Autonomous Vehicles Committee Shut Down

Apart from manufacturing, where automation is ubiquitous, autonomous vehicles are one of the most highly anticipated areas of real-world automation. Where the vast majority of robots in the news are proof of concept, early research, and likely to make a big difference in our lives someday, self-driving vehicles exist in the real world and could be a game changer any minute now.

This makes it somewhat surprising that the U.S. government’s committee on autonomous vehicles has been shut down. The Verge broke the news this week, reporting that some members they had reached out to hadn’t known the committee had been shut down until they heard it from the reporters.

You can watch their first and only meeting at the Department of Transportation’s website.

The official word of termination explains that the committee is inactive and “active stakeholder engagement is already underway.

The committee is therefore not needed.

The task force included experts from industry and academia. Congress has a page on autonomous vehicles that explains what has already been done about regulation for driverless cars and trucks. This page points out that different cities and states have already enacted regulations, and that this might make it hard to handle travel from one state to another if national rules don’t settle in soon.

14 states have at least introduced regulations for autonomous vehicles at this point.

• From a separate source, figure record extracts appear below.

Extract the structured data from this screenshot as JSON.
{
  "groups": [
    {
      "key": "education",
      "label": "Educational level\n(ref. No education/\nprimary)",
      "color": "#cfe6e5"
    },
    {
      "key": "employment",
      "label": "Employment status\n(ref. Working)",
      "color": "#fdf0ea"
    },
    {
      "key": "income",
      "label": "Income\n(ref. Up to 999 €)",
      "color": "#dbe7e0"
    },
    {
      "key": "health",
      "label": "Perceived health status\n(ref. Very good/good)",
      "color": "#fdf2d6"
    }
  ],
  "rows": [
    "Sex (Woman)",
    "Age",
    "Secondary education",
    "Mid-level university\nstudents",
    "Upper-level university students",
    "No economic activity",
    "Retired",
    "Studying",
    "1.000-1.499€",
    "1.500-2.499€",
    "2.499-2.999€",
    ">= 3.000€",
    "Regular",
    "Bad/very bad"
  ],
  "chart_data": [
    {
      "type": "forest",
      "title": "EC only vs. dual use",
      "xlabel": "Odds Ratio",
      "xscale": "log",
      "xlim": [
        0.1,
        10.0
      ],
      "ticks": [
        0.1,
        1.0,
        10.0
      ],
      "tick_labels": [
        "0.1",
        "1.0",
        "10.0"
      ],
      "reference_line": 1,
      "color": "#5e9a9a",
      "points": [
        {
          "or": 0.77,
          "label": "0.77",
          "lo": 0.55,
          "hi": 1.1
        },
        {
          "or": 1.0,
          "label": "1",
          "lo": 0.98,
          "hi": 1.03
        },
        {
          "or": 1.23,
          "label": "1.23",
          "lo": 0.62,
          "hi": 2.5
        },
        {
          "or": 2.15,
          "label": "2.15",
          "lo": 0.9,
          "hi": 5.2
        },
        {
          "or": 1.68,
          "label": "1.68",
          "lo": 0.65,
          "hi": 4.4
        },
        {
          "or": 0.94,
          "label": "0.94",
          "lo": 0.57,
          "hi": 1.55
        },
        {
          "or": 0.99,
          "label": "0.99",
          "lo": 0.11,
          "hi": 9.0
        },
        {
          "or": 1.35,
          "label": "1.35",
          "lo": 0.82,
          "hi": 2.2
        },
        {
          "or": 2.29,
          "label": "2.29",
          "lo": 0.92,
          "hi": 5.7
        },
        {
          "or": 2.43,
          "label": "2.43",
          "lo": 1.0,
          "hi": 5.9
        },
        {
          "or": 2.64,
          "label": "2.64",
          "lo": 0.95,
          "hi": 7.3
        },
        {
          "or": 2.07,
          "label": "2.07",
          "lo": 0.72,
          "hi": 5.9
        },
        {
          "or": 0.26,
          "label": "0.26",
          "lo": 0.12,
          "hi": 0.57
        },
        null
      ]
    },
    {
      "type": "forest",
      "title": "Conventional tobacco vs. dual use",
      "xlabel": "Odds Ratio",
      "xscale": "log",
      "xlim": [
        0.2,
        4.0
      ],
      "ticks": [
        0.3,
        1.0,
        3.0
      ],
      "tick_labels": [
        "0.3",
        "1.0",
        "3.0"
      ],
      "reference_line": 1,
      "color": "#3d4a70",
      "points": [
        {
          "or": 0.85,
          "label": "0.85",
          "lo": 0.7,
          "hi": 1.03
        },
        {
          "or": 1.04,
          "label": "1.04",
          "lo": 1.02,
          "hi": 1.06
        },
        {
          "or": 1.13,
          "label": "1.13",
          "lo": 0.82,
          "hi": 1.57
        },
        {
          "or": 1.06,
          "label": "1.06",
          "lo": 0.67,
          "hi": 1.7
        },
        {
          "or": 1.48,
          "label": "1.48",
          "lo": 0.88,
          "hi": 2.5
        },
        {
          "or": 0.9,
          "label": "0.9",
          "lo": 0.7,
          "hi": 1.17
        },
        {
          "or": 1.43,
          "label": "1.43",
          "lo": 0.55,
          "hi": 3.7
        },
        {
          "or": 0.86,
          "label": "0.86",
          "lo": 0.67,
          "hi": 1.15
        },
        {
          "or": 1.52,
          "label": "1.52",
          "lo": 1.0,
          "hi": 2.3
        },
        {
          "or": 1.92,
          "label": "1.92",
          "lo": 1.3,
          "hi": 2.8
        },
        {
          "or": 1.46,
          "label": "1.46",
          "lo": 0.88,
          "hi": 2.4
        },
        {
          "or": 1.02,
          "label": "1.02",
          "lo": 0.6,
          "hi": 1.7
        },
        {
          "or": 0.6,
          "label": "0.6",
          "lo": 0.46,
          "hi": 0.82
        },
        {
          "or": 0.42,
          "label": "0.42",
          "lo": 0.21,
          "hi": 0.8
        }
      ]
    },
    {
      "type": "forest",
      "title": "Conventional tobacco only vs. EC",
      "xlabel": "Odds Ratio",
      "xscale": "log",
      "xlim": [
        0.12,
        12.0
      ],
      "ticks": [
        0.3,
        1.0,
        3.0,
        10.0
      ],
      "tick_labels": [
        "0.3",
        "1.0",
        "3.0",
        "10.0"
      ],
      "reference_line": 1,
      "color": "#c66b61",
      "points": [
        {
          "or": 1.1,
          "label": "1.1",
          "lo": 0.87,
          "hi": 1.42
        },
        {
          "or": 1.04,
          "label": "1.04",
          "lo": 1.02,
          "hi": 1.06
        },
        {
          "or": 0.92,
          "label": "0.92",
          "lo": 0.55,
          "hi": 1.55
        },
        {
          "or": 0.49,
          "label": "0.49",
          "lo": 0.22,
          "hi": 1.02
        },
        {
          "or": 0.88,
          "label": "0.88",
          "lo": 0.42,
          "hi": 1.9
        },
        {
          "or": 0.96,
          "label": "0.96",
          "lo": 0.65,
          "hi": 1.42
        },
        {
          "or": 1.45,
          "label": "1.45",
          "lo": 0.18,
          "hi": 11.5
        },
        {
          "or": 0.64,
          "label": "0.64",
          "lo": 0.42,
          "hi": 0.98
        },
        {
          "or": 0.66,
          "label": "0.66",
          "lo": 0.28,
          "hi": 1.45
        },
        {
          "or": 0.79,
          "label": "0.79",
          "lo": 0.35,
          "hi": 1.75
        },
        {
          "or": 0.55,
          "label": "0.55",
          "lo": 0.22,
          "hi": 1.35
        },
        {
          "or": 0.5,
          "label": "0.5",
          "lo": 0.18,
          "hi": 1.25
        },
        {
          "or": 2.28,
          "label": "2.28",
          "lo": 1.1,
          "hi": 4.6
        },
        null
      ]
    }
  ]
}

Representatives from Google, which has self-driving cars on the street already, told a hearing of the U.S. Senate Committee on Commerce, Science and Transportation that a patchwork of state and city laws for autonomous vehicles would create an “unworkable situation” that could keep autonomous vehicles from being used in the United States.

Meanwhile, autonomous vehicles are already a game changer in warehouses and on loading docks.

Bosch, Rexroth’s parent company, is involved in autonomous vehicle development with BMW.